A custom defined list can be specified as a comma separated list.

Flanking region annotation scheme

This option governs how features in flanking regions are annotated.

Trouble shooting

Verbose mode: Output additional information about the contents of the GenBank files and the general progress of the extraction


Examples

Example 1: Alphaglobins using GenBank accession IDs (NOT AVAILABLE IN 1.2L (light))

The following list of GenBank entries contains alpha globins from a wide range of organisms. This example illustrates the annotation of exon and intron regions in protein coding genes.

Instruction: Paste in the list and hit "submit".

AB001981
X01831
J00923
J00043
J00044
X01086
X07053
AF098919

Example 2: Yeast mitochondrial genes

This is an example of how to work with an uploaded GenBank file.

Instructions: Download GenBank file NC_001224 (This file contains the Yeast mitochondrial chromosome - part of the Yeast genome build from SGD). Upload the file to the FeatureExtract server, using the "Upload file containing one or more GenBank files" option. Hit "Submit query".
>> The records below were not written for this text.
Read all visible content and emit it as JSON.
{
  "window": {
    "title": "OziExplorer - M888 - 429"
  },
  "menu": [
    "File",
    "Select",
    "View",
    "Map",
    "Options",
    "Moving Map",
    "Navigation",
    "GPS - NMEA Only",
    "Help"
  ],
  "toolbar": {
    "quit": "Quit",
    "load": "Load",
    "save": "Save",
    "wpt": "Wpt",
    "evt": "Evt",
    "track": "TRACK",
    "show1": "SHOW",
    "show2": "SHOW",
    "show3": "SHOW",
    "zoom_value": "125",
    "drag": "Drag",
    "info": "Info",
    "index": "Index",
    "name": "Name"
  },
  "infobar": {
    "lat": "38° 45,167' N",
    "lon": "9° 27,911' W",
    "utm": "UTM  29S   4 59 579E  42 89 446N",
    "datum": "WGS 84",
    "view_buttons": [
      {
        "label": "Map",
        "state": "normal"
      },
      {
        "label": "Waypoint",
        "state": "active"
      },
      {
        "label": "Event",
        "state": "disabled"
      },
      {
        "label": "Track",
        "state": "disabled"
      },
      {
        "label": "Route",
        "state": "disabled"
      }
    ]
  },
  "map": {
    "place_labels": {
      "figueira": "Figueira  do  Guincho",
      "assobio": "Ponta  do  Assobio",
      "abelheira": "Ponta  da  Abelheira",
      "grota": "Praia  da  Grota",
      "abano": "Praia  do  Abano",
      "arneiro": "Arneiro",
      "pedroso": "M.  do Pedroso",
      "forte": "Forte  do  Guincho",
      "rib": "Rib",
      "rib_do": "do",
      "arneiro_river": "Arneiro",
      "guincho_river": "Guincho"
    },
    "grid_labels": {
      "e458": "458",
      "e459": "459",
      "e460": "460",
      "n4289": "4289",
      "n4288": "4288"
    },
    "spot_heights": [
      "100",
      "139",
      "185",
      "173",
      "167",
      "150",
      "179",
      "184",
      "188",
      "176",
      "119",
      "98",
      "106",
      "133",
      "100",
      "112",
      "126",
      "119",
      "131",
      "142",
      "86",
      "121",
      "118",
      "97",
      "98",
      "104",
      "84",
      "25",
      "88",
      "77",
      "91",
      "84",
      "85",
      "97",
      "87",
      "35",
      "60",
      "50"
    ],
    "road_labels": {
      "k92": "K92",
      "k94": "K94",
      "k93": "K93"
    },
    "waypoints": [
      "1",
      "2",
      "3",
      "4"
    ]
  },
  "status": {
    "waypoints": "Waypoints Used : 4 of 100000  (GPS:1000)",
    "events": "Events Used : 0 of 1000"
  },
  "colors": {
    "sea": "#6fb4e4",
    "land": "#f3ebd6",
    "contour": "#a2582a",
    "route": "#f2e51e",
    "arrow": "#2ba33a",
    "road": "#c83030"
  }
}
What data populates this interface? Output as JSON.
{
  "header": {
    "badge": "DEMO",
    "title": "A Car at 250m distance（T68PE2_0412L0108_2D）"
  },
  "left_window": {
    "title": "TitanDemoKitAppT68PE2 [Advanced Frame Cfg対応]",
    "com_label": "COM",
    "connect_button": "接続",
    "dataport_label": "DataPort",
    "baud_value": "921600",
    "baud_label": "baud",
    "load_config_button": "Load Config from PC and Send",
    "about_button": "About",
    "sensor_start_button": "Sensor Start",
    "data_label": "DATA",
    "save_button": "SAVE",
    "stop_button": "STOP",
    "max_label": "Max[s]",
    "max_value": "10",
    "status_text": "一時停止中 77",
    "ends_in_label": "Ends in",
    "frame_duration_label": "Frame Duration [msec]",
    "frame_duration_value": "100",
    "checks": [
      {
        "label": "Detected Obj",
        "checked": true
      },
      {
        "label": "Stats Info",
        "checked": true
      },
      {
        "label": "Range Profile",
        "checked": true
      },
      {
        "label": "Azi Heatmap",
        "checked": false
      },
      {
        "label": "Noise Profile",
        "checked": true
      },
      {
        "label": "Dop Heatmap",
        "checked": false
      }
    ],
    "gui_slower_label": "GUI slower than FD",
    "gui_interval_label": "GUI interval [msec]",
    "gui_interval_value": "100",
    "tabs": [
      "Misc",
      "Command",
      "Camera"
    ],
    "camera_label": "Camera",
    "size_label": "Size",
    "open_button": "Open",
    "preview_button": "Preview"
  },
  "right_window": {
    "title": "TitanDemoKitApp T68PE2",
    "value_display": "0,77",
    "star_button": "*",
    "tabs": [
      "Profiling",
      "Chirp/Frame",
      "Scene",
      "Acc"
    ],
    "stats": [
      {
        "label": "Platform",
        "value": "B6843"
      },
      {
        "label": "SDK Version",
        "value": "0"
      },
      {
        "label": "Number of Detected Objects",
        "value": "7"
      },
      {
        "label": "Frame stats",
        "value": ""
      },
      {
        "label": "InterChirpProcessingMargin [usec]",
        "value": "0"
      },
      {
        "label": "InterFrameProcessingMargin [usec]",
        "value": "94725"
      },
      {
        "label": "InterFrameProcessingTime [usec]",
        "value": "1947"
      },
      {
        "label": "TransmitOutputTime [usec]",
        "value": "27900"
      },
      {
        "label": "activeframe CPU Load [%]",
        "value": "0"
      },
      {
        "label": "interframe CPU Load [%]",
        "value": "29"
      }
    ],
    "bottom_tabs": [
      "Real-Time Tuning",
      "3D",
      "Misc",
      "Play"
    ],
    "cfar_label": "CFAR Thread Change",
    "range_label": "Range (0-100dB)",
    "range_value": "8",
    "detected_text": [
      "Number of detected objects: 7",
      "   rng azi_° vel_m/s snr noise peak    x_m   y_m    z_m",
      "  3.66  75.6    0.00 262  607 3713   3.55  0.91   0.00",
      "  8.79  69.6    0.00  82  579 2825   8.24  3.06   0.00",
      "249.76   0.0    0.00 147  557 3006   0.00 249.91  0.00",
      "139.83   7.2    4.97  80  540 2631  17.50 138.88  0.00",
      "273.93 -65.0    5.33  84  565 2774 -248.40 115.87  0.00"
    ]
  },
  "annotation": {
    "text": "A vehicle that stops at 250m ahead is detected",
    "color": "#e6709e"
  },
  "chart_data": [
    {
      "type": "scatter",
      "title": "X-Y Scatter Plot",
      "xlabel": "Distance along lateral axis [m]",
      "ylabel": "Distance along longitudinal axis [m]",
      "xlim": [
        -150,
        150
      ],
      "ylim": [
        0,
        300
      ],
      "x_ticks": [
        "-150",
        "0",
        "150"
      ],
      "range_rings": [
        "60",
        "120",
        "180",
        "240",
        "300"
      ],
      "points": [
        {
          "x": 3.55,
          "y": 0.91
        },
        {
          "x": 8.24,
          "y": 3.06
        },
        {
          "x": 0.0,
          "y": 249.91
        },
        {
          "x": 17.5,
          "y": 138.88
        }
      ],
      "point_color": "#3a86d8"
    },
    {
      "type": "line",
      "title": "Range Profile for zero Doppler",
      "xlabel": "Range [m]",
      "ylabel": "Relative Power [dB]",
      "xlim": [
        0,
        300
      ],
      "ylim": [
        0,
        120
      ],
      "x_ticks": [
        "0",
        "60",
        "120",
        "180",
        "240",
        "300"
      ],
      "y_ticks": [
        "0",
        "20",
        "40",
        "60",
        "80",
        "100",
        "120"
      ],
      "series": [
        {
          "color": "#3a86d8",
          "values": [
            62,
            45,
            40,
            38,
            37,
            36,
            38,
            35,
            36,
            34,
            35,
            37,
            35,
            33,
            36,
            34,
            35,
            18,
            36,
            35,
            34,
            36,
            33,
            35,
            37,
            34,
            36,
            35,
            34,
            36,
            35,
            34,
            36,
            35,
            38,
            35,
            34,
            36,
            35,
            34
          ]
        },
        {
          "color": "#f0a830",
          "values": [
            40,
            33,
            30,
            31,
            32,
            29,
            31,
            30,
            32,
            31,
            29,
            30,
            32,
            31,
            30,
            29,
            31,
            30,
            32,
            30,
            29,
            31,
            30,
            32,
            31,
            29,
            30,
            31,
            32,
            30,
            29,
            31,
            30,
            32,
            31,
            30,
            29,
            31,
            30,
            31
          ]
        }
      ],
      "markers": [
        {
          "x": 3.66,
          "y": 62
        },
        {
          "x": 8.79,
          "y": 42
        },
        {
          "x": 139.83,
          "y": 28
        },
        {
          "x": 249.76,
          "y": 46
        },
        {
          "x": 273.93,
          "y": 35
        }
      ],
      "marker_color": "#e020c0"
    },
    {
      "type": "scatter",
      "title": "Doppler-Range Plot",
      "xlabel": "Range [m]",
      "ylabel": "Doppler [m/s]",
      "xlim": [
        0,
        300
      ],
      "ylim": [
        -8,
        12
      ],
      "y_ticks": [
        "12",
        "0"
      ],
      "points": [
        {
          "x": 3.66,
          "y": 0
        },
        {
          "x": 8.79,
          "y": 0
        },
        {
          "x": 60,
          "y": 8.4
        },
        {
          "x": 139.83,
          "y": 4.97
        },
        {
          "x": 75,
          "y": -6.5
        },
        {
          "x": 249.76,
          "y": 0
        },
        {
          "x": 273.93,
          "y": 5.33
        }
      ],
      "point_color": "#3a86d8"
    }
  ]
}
Notes on working with a chromosomal file

The mitochodrial GenBank file is also a good example on how FeatureExtract works with a chromosomal file containing multiple sequence features. For experimentation, try to enable the extraction of flanks, say 300 bp upstream and 200 bp downstream. Also, try to widen the set of feature type to be extratced from the default (CDS) to a custom list: CDS,rRNA,tRNA.